Le 1e r novembre 1954, jour de la Toussaint, les rebelles algériens du Front de libération nationale (FLN) de Messali Hadj frappent simultanément en 70 endroits, visant bâtiments administratifs et colons français. La réaction française ne tarde pas. Le président du Conseil, Pierre Mendès France, et son ministre de l'Intérieur, François Mitterrand, réaffirment l'appartenance de l'Algérie à la France. Les forces de l'ordre sont renforcées, pour une mission de « pacification » du territoire. Parachutistes et colons mènent des représailles dans les villages. Très vite, les réseaux du FLN sont en grande partie démantelés.
Massacre dans le Constantinois
Dans un souci d'apaisement, le gouvernement a cependant nommé Jacques Soustelle, qui passe pour « libéral », au poste de gouverneur général de l'Algérie, avec pour charge de réformer le pays. Mais en 1955, les événements prennent une autre tournure. Pour empêcher les réformes et lare prise du dialogue entre colonisés et colons, les rebelles du FLN encore actifs organisent une insurrection dans le Constantinois. Les quartiers européens sont attaqués ; une centaine de personnes sont tuées. La réaction des Occidentaux fera, elle, plus de 10000 victimes. Le fossé se creuse inéluctablement entre les deux communautés et le chemin vers la guerre semble inévitable. L'état d'urgence est proclamé. Grâce à l'appel du contingent et au retour des soldats d'Indochine, l'armée française compte bientôt 400000 hommes en Algérie. C'est cette situation que doit affronter, en 1956, le gouvernement dirigé par le socialiste Guy Mollet, après la victoire du « Front républicain » (constitué avec les radicaux de Mendès) aux législatives de janvier. Durant la campagne électorale, Guy Mollet avait annoncé sa volonté de « mettre fin à une guerre absurde ». Dès son accession au pouvoir, en février, il table sur l'engagement de nouvelles réformes et remplace Soustelle par un ministre résidant en Algérie, le général Catroux. Mais le 6 février, lors d'une visite à Alger, Mollet est accueilli par de violentes manifestations. Il fait alors machine arrière, s'engageant dans une politique répressive et refusant toute solution négociée avant la conclusion d'un cessez-le-feu. Paris acceptera de discuter du sort de l'Algérie seulement avec des interlocuteurs démocratiquement élus, et non avec les insoumis du FLN.

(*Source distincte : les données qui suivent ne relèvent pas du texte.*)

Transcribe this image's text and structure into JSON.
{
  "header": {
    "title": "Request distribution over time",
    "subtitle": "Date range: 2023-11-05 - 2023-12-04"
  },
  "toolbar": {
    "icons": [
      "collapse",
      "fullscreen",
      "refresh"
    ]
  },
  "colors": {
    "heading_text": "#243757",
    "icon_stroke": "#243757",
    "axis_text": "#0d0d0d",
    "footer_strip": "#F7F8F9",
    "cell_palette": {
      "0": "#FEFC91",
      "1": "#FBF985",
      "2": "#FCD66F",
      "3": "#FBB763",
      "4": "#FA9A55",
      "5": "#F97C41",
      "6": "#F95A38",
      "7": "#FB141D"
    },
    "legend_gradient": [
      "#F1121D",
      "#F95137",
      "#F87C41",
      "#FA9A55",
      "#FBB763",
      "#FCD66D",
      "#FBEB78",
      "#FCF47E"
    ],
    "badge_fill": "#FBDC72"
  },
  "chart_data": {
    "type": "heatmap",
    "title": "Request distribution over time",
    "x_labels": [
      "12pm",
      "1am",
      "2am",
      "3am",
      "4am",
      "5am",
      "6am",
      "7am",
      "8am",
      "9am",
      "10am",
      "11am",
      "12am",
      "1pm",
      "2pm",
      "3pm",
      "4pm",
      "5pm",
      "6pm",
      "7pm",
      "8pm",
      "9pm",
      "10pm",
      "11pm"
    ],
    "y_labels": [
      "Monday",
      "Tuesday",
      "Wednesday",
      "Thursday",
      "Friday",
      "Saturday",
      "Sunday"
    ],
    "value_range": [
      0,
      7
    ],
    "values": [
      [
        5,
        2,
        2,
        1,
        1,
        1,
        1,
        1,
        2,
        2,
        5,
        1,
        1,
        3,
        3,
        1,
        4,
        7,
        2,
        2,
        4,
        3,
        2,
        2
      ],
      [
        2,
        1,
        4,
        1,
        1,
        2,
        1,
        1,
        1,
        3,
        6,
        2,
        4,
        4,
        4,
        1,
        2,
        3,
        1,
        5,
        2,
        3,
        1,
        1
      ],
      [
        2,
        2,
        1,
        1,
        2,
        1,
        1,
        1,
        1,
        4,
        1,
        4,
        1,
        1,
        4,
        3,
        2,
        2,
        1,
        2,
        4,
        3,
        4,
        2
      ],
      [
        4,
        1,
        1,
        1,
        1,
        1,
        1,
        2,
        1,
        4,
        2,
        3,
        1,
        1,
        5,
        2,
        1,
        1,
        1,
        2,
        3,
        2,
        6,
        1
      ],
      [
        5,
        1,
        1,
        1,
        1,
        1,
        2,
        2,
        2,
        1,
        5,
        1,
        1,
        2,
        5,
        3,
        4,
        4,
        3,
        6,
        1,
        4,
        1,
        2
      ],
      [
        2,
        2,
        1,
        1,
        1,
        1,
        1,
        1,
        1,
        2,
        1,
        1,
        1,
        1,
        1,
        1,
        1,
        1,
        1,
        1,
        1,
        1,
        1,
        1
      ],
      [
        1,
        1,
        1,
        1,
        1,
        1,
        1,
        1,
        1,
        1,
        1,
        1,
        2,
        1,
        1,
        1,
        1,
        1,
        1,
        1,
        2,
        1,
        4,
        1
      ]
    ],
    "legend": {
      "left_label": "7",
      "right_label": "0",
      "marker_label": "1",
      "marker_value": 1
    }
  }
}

Une solution pacifique introuvable
Catroux est à son tour remplacé par Robert Lacoste qui va laisser faire l'armée et les pieds-noirs. En mars, Guy Mollet fait voter la loi des pouvoirs spéciaux, qui légalise la répression la plus violente. Les effectifs militaires déployés sur place sont doublés en six mois. En octobre, l'arrestation de plusieurs dirigeants du FLN met définitivement un terme à la possibilité d'une solution pacifique. Avec son cortège d'attentats, de représailles et de tortures, la guerre d'Algérie ne prendra fin qu'en 1962.
Les parachutistes français sur l'aéroport d'Alger.